Final answer:
Proportionality constants are determined by substituting known values into equations representing direct, joint, and inverse relationships. In this case, a student learns how to calculate these constants for various proportional relationships and also finds two numbers with a given sum and difference.
Step-by-step explanation:
In the study of mathematical relationships, we may come across various types of proportionalities. When we say that t varies jointly as h and m, we write this as t = k × h × m, where k is the proportionality constant. For p varies directly as n, the relationship is given by p = k × n.
If we are given that j is jointly proportional to p and m, and are given values for j, p, and m at a certain point, we can find the constant k by rearranging the equation to j = k × p × m. Substituting the values, we get 6 = k × 5 × 4, which gives us k = 6 / (5 × 4) = 0.3.
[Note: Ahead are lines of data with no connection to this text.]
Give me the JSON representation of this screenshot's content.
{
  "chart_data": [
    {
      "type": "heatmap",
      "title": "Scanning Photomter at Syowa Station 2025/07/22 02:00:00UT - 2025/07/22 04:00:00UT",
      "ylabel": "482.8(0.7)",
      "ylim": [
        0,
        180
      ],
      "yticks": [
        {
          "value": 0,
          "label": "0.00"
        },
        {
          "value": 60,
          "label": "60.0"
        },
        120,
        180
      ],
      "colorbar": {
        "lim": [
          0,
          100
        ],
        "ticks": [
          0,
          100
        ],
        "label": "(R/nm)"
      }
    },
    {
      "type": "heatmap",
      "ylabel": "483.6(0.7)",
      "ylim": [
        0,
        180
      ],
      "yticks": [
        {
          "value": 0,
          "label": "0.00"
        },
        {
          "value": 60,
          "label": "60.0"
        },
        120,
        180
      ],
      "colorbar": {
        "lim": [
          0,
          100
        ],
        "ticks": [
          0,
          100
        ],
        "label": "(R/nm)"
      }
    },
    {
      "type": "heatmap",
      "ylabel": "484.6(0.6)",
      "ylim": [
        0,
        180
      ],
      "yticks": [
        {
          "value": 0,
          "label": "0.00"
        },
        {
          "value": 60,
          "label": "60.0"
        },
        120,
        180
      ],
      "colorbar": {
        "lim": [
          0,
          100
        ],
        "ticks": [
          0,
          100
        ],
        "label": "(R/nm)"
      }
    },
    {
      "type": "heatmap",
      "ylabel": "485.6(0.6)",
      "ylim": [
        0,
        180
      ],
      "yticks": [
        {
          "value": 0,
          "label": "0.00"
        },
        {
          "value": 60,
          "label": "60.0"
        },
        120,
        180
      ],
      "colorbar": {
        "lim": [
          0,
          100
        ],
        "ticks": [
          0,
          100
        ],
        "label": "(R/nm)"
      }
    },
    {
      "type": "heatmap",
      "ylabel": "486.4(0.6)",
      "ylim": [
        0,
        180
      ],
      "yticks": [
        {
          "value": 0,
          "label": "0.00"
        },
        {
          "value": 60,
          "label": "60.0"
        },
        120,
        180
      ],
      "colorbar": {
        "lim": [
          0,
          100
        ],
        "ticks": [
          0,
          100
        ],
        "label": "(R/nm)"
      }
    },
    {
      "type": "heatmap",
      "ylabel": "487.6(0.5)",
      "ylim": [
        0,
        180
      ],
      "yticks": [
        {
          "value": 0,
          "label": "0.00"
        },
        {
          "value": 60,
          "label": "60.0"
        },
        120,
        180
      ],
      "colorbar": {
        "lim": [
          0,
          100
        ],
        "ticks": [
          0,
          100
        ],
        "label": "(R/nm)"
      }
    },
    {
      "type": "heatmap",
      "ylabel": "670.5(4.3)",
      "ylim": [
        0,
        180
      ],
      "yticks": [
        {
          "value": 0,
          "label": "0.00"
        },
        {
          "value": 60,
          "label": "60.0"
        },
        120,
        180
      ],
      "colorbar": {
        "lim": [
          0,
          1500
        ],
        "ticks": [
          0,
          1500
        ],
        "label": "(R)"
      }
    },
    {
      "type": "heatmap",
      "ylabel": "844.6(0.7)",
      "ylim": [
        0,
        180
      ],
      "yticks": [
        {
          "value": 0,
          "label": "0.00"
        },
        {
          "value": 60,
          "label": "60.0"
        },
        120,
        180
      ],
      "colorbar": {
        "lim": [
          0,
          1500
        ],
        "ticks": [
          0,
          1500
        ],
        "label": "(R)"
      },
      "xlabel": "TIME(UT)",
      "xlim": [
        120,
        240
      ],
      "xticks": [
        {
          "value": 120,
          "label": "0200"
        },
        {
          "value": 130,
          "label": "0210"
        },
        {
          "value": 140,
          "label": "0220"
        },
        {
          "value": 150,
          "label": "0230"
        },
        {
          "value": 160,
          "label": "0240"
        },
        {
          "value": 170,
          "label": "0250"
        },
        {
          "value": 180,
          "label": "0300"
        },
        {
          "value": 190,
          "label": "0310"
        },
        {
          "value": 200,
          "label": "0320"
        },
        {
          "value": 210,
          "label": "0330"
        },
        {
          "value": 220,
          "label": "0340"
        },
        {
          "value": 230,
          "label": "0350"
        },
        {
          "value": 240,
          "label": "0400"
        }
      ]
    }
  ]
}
For the relationship where q varies directly as c, we follow the equation q = k × c. Given that c = 4 when q = 7, we can solve for the constant k, yielding k = 7 / 4 = 1.75.
In an inverse proportionality, such as z varies inversely as x, the relationship is described by z = k / x. Substituting the known values z = 8 and x = 4, we find k = z × x = 8 × 4 = 32.
To find two numbers a and b whose sum a+b is 4 and whose difference a−b is 2, we solve the following system of equations:
a + b = 4
a - b = 2. Adding these two equations, we get 2a = 6, which gives us a = 3. Substituting a into one of the equations to find b gives us b = 1.